I colored a bit at the unspoken suggestion that, given a little more time, we would be dancing as well together as the surprisingly spry white-haired gentleman spinning his partner under his arm and into a dip, to the loud applause of the spectators. No one was surprised when this couple was eventually crowned the champions, and when the winning couples were introduced and given their prizes, I realized I was now the proud owner of a tiny plastic trophy and five dollars’ worth of credit at the ship’s gift shop.
“Of course, it’s good at the camera shop, too,” Markos pointed out as I tucked my prize into my little silver bag.
“I’ll bear it in mind in case I run low on film,” I promised. “But now I think I’d better turn in for the night. It’s getting late and, well, Rome beckons.”
“So it does,” he agreed, offering his hand. I took it, and was thoroughly rattled when he bowed with exaggerated gallantry and kissed my fingers. “Until tomorrow, then.”
I stammered something and made my escape, unsure whether to be annoyed with him for the gesture, or with myself for reacting to it just as the gauchest of my thirteen-year-old pupils might have done. Either way, I had no doubt I’d played right into his hands, so I held him entirely to blame for the fact that I failed to see Konstantin Devos lying in wait for me until it was too late to avoid him.

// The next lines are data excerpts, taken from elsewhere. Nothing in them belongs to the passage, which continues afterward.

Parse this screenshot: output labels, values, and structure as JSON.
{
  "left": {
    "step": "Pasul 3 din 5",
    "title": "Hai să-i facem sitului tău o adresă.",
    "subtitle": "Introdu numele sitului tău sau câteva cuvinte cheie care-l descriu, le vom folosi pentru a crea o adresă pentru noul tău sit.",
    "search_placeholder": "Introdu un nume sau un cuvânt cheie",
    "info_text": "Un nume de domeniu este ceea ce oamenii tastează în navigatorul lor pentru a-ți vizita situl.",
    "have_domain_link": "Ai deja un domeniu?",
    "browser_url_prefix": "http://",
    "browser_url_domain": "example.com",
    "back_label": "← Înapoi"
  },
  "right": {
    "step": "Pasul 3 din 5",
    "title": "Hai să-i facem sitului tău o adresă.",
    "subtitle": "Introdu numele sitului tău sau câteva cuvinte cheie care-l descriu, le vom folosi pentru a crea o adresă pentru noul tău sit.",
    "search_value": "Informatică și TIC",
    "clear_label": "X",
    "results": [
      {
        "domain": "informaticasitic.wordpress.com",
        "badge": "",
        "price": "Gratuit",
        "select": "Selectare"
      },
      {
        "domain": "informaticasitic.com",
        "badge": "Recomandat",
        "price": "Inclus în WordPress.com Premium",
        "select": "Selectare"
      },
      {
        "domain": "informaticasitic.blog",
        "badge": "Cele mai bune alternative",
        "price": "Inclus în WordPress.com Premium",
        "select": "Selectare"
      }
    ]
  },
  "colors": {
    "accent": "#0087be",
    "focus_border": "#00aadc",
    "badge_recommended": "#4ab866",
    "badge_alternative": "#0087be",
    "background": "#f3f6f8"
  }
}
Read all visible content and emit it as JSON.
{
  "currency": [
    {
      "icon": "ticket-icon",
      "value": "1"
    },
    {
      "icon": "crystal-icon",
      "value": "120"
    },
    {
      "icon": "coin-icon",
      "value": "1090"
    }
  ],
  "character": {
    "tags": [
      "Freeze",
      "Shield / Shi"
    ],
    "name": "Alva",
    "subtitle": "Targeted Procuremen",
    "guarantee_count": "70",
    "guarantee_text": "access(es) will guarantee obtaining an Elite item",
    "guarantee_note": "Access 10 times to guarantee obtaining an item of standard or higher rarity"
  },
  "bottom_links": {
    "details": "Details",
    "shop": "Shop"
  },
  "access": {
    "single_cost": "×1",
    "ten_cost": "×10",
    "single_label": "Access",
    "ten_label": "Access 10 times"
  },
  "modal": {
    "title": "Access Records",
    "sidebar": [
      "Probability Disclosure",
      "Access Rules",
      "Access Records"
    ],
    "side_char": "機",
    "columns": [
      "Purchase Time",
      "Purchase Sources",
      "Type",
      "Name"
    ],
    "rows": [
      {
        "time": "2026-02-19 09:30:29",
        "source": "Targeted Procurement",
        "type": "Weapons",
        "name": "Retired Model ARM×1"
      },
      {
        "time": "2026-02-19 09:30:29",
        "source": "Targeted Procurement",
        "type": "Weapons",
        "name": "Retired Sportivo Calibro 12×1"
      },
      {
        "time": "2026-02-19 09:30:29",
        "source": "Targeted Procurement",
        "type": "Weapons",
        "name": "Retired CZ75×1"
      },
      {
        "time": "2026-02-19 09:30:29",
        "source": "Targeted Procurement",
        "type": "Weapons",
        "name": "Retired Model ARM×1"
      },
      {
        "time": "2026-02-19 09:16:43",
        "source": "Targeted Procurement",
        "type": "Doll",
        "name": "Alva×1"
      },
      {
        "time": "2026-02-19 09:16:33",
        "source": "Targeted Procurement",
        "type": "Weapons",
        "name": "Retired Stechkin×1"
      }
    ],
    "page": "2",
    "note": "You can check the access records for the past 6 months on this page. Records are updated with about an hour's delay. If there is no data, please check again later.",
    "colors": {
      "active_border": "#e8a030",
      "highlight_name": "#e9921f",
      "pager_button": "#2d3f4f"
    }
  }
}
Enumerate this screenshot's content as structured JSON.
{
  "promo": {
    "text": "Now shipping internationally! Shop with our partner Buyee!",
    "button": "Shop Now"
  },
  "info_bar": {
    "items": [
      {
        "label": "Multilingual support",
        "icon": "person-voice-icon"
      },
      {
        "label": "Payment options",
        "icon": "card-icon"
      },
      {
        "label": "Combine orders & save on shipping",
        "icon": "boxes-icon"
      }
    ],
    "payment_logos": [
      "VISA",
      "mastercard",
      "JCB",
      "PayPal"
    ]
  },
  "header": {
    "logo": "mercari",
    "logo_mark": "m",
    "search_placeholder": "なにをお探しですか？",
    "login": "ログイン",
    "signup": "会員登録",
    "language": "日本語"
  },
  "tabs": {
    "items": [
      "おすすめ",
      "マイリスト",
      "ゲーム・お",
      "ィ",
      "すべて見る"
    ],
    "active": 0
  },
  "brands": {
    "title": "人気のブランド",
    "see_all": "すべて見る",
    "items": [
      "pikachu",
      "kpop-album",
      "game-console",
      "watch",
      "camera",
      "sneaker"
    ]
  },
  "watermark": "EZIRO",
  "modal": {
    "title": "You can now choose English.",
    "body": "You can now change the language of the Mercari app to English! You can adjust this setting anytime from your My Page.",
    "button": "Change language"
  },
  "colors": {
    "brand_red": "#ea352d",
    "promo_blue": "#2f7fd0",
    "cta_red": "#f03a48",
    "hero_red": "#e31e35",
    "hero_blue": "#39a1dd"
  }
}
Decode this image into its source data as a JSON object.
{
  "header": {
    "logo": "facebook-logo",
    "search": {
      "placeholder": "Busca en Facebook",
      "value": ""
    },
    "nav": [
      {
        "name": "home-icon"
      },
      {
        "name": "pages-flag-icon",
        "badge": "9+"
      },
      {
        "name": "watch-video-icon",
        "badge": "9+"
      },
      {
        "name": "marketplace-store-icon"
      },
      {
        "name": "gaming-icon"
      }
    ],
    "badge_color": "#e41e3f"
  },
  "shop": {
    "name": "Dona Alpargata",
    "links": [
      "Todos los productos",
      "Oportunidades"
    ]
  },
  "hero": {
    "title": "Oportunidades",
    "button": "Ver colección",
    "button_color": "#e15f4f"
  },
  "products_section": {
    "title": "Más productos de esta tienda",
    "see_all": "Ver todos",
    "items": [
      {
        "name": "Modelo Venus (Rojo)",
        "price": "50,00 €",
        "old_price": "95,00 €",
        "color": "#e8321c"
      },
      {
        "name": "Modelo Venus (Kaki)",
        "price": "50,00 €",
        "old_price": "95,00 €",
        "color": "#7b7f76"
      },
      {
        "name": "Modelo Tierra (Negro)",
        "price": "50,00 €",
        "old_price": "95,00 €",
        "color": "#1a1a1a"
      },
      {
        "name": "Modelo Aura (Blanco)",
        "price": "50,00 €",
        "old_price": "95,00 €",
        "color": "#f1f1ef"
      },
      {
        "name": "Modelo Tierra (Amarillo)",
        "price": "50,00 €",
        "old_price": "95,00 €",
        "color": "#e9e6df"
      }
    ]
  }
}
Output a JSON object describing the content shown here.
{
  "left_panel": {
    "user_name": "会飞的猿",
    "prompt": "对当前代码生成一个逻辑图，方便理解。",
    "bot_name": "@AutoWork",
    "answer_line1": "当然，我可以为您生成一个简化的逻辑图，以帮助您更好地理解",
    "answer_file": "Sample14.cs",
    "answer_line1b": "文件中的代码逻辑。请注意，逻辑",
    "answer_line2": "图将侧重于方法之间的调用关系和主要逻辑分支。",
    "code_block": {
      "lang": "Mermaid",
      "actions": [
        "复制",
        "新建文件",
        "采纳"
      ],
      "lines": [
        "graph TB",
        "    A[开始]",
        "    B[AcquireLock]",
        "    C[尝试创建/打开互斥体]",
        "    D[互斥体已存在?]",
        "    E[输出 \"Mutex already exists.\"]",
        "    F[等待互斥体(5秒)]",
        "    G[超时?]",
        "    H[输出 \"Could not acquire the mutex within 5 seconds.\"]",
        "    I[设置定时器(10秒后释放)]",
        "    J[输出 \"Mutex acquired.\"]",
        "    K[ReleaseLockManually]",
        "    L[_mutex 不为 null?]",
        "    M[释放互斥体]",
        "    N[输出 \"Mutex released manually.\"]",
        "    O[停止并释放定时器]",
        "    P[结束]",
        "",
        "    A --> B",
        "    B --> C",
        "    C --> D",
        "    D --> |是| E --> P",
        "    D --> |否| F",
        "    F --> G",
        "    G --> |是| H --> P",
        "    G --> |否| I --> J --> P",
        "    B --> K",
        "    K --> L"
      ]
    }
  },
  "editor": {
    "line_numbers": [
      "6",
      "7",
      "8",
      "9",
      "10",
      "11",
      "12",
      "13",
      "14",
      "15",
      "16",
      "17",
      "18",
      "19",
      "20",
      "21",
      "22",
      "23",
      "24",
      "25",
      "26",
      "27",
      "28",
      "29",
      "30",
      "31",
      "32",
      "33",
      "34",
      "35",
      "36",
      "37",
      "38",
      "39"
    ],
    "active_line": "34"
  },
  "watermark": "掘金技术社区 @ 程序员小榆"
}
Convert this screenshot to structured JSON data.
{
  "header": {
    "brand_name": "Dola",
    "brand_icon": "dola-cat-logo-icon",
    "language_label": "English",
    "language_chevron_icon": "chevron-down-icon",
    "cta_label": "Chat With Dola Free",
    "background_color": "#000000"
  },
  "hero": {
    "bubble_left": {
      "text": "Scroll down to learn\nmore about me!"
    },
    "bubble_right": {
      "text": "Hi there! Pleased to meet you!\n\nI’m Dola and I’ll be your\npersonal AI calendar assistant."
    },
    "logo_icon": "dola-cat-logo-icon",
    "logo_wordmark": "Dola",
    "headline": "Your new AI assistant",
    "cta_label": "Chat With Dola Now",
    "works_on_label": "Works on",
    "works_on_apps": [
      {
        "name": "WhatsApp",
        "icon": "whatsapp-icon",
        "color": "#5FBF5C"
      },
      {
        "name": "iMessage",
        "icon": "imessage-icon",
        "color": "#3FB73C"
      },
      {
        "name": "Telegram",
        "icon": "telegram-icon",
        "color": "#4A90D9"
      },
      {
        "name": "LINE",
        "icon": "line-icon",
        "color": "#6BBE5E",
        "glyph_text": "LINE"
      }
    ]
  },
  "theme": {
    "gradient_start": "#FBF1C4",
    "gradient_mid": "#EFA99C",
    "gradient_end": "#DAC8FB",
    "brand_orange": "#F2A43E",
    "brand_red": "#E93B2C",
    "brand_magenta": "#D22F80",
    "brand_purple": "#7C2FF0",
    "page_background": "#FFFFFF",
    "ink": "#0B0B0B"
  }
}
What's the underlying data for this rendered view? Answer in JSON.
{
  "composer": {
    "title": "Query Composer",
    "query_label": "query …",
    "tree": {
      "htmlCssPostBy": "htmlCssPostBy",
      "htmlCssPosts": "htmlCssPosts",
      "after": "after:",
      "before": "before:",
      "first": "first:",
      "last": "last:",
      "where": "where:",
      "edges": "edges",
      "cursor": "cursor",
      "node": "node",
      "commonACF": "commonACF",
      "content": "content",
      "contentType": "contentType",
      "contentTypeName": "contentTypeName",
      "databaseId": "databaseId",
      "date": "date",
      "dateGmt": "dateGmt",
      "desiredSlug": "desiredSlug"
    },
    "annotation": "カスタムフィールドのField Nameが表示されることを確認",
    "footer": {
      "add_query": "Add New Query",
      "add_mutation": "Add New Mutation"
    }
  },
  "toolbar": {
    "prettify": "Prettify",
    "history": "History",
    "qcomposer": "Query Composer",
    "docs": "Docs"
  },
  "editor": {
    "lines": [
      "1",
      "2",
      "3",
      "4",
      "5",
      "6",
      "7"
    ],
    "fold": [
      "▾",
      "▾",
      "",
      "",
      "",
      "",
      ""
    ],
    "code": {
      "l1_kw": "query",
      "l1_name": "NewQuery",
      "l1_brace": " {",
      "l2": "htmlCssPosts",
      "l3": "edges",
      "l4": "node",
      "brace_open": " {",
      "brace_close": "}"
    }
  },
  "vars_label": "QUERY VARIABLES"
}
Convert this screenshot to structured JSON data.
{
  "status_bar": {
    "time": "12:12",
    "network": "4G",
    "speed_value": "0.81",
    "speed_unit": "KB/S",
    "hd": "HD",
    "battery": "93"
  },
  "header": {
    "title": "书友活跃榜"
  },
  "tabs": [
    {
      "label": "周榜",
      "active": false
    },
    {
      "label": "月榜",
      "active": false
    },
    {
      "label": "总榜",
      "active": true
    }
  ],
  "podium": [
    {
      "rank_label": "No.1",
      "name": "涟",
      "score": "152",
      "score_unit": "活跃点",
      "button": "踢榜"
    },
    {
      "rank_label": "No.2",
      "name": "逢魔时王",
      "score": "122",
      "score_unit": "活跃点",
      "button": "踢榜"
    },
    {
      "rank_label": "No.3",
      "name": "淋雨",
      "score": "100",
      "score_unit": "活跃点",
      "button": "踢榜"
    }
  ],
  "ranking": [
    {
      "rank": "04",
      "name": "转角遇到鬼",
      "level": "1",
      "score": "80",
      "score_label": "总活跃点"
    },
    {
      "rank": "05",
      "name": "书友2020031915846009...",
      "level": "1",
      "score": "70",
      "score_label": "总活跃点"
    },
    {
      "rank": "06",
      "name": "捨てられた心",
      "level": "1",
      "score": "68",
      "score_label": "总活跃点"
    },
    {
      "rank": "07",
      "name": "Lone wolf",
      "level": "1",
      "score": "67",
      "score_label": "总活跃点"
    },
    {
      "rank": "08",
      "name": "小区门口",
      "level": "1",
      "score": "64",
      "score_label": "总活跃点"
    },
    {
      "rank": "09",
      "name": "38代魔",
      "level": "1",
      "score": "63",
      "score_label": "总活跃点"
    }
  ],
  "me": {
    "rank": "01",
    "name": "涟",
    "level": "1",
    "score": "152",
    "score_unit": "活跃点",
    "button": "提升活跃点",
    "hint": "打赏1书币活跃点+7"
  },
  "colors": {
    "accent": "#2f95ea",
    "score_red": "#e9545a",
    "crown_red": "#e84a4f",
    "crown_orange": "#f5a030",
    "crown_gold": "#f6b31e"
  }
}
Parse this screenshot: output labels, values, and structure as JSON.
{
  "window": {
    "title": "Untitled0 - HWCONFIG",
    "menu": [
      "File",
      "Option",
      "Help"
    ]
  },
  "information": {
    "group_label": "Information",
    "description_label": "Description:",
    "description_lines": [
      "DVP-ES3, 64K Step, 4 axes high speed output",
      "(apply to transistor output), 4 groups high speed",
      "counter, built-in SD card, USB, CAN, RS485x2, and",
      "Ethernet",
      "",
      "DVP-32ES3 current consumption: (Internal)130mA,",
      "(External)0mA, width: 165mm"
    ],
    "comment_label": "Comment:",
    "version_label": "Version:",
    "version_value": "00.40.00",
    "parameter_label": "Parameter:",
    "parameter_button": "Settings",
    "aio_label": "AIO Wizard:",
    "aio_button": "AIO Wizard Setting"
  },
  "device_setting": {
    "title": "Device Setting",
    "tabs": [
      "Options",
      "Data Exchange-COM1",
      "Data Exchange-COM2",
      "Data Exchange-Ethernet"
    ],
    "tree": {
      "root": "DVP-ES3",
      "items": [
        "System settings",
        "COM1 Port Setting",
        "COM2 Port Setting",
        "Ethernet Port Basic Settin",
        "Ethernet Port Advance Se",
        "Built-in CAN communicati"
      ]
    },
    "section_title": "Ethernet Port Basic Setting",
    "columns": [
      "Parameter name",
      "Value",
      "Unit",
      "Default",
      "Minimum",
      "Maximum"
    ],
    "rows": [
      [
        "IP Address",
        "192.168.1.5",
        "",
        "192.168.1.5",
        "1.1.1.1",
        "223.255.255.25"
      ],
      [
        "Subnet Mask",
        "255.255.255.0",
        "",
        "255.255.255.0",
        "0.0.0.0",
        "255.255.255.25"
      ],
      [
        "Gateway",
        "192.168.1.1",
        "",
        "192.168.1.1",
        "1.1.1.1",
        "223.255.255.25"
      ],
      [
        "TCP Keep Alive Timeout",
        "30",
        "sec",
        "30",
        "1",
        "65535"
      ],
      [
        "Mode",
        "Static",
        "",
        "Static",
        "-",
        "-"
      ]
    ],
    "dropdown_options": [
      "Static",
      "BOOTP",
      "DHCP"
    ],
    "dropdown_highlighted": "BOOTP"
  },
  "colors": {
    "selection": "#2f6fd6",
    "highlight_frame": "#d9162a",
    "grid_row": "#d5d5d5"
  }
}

“Turning in early, Miss Fletcher?” he asked as he fell into step beside me, although in fact it was almost midnight. “A wise move. Tomorrow promises to be a full day.”
“Yes,” I said, determined not to give him anything that might be interpreted as encouragement. “Good night, Mr. Devos.”
“Let me escort you back to your cabin,” he urged. “It is not safe for a young woman to wander about alone so late at night.”
Something about the gleam in his cold blue eyes made me wonder if he was thinking of the trek to my stateroom that lay ahead of me, or of the late-night ramble that had brought me above deck just as he’d disposed of Pedro’s unfortunate cousin. The thought made me even less inclined to accept his offer of an escort.